Outside, the question was: Why was the coach never held accountable? Inside, the question was: Who was the loan shark who’d threatened to break the coach’s knees?

The jurors had been instructed not to watch any television or read any news stories about the case.
Good luck enforcing that
, Anna thought. She didn’t mind if the jurors saw the news. That would only give them one more reason to acquit her sister.

Desiree continued to put on her case.

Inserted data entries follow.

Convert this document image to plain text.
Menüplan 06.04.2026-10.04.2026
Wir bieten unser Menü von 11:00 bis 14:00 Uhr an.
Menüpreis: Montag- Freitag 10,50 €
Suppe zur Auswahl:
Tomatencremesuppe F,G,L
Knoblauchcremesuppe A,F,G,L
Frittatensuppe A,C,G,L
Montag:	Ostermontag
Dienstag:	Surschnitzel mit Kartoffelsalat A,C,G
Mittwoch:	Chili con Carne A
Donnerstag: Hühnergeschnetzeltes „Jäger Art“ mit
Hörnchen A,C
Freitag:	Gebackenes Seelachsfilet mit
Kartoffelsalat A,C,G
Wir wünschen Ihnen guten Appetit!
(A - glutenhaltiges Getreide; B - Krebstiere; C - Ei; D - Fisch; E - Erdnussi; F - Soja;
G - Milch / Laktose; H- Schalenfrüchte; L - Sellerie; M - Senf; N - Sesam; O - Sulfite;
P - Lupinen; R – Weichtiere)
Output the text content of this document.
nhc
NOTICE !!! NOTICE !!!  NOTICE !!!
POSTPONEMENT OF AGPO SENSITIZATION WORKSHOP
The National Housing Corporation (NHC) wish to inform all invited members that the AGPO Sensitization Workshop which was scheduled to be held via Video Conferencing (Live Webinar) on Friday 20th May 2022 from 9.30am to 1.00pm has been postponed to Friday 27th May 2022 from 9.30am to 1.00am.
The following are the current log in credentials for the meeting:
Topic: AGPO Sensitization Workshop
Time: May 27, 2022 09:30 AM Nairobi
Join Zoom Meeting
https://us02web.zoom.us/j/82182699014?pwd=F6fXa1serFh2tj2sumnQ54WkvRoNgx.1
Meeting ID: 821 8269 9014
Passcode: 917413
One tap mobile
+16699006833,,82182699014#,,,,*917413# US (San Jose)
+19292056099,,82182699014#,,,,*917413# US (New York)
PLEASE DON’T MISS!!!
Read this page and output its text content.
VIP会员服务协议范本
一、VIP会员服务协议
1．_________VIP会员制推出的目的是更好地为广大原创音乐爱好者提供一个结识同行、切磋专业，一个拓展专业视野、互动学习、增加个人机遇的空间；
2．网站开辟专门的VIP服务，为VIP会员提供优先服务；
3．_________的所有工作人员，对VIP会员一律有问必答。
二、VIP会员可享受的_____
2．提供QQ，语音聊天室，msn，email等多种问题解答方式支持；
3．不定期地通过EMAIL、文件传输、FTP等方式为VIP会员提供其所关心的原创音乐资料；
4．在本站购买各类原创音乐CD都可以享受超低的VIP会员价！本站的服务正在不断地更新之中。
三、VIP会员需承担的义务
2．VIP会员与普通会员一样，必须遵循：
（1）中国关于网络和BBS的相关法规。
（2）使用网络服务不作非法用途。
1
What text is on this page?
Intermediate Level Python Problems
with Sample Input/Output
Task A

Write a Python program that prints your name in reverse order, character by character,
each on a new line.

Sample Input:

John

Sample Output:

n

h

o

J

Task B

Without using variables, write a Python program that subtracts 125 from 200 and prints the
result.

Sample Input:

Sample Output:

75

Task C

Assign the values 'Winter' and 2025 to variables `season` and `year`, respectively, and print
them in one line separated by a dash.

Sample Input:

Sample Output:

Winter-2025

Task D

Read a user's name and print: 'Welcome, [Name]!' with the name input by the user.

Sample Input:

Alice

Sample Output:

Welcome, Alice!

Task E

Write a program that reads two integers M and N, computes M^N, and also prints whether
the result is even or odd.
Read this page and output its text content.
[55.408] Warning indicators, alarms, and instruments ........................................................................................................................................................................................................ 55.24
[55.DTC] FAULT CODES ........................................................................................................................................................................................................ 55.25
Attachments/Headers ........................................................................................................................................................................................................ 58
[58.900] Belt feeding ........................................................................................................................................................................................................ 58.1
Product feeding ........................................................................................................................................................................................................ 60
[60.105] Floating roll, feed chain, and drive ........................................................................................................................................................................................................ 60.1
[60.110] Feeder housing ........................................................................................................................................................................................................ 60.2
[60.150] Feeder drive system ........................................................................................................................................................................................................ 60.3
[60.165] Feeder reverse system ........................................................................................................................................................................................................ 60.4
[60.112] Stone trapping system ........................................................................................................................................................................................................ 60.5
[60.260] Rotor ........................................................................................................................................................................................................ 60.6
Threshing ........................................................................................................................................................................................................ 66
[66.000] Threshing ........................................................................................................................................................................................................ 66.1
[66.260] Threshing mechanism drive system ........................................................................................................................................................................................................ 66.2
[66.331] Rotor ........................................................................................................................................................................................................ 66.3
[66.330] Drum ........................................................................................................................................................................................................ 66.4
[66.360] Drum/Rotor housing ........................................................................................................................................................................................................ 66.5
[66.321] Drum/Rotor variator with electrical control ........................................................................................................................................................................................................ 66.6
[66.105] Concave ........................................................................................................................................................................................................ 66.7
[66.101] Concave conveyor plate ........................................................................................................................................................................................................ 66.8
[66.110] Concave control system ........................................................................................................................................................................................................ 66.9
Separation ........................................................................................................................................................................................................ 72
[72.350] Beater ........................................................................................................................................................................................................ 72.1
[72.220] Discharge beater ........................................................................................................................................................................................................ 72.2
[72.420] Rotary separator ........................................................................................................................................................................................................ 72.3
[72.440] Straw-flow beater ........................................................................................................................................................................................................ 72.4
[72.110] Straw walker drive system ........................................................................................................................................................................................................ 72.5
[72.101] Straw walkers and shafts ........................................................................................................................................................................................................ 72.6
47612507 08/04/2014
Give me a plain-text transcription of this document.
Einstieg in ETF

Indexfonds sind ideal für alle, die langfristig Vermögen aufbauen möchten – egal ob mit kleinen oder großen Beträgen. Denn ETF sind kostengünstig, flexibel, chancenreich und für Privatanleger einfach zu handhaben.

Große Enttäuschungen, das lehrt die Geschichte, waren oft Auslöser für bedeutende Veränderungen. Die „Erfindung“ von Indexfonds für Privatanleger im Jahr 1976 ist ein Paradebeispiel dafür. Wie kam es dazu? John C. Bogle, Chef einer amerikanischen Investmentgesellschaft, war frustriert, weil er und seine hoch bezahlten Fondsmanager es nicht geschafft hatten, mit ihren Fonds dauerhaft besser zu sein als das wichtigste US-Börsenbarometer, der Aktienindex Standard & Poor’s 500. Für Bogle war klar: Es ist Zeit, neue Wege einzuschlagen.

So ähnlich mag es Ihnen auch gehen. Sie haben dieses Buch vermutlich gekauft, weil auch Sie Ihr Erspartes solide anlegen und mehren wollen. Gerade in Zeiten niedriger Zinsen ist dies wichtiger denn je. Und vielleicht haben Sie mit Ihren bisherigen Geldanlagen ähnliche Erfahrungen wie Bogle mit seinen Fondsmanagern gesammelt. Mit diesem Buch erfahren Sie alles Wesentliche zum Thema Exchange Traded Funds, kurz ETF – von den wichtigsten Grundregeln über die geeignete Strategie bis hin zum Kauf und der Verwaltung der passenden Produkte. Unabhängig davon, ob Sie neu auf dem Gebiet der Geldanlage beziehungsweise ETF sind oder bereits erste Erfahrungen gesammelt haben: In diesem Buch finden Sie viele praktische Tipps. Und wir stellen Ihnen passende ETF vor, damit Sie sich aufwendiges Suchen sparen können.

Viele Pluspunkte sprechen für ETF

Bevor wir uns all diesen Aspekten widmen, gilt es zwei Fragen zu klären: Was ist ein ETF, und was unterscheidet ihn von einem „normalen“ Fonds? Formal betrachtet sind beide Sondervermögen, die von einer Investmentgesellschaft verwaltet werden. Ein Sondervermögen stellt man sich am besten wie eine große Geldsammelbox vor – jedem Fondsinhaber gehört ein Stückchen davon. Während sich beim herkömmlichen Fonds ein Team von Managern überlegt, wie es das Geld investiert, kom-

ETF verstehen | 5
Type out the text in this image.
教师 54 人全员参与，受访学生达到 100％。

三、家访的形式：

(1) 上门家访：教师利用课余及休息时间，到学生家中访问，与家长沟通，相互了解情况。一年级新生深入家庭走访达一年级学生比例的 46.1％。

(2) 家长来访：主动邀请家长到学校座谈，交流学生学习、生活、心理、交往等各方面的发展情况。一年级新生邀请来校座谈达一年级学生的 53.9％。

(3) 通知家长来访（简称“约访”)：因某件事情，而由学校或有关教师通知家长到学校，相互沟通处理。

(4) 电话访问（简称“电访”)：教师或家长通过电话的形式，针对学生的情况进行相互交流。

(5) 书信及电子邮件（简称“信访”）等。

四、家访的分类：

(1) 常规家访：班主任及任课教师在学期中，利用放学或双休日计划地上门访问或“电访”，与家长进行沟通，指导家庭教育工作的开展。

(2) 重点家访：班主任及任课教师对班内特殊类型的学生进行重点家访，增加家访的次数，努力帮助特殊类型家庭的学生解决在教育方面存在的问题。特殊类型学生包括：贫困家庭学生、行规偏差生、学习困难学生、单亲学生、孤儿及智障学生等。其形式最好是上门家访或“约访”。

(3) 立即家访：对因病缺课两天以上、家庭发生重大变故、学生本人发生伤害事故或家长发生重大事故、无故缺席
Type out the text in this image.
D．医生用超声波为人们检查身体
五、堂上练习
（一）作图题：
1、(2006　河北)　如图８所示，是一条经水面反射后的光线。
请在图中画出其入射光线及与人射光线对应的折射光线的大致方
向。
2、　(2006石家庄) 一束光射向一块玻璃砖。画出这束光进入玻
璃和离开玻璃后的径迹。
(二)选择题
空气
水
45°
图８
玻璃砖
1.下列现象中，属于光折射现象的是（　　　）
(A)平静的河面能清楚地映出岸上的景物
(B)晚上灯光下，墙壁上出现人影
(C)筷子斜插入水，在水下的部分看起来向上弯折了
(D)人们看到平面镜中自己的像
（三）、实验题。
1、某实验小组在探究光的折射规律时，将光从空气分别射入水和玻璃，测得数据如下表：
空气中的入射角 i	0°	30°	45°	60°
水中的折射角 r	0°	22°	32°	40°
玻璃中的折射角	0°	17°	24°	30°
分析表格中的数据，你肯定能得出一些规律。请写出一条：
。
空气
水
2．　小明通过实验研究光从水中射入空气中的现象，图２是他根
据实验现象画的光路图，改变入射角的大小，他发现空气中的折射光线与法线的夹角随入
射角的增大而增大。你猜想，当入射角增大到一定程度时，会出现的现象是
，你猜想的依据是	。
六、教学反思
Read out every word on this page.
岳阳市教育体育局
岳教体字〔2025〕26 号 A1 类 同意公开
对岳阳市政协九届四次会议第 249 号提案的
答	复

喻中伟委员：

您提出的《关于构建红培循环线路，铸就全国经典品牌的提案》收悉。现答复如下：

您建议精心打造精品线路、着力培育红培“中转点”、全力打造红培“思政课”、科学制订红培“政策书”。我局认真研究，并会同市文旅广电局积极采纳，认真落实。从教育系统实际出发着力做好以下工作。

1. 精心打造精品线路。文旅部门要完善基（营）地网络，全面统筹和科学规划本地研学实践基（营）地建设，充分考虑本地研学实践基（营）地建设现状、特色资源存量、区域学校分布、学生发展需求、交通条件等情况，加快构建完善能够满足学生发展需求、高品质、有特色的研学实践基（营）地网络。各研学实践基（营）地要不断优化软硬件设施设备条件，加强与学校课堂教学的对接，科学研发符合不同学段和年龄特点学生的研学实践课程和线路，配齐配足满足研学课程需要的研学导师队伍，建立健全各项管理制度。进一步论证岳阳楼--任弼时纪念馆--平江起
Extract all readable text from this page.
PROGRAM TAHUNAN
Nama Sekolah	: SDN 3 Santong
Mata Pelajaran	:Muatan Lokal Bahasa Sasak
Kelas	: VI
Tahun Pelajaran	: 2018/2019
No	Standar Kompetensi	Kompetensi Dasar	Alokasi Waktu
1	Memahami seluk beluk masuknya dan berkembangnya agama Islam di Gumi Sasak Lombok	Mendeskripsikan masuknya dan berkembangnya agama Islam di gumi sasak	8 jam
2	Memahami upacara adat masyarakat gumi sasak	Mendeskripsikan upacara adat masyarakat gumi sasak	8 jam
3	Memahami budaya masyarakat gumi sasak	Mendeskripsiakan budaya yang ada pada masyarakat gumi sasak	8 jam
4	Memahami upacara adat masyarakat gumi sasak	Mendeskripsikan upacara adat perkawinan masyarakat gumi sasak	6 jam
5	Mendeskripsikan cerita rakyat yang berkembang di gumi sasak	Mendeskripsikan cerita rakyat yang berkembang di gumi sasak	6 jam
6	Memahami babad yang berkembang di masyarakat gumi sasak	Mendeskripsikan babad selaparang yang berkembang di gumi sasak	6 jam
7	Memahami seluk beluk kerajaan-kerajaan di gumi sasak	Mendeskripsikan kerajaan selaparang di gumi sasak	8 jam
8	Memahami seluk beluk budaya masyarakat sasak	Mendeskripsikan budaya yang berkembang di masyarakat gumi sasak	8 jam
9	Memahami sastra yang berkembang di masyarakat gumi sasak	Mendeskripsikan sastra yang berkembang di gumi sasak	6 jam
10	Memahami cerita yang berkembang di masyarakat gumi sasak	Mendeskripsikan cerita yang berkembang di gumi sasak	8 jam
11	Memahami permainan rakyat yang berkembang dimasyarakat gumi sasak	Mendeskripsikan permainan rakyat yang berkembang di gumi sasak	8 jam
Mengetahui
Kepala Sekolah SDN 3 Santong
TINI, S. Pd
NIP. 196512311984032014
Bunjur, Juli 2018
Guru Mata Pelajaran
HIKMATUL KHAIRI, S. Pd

An auto expert talked about how cars don’t generally explode on impact. A coroner talked about how the side of the coach’s skull was bashed in before ever hitting the windshield. For cross-examination Anna simply asked them whether they saw Jody doing anything to the coach. They all had to answer no.

On the third day of trial, Desiree said, “The government calls Grady Figler to the stand.”

Jody sat up straighter as the door swung open. A couple of women in the audience made approving clucks as the bartender strode in. He cleaned up nicely, Anna thought. He wore dark pants and a white button-down shirt, which showed off his muscular chest but hid the tattoos that covered his arms. His oft-broken nose looked tamer with combed hair and a fresh shave. He gave Anna a friendly nod, but his eyes got big when he saw Jody. He slowed and stared at her big belly. She held it with both hands and looked away from him.

Grady sat in the witness chair and answered the prosecutor’s questions in a slow, deep drawl. His testimony was exactly what he’d told Anna when she visited him at Screecher’s eight months earlier. It was his body language that was interesting. He couldn’t take his eyes off of Jody, although she refused to meet his gaze.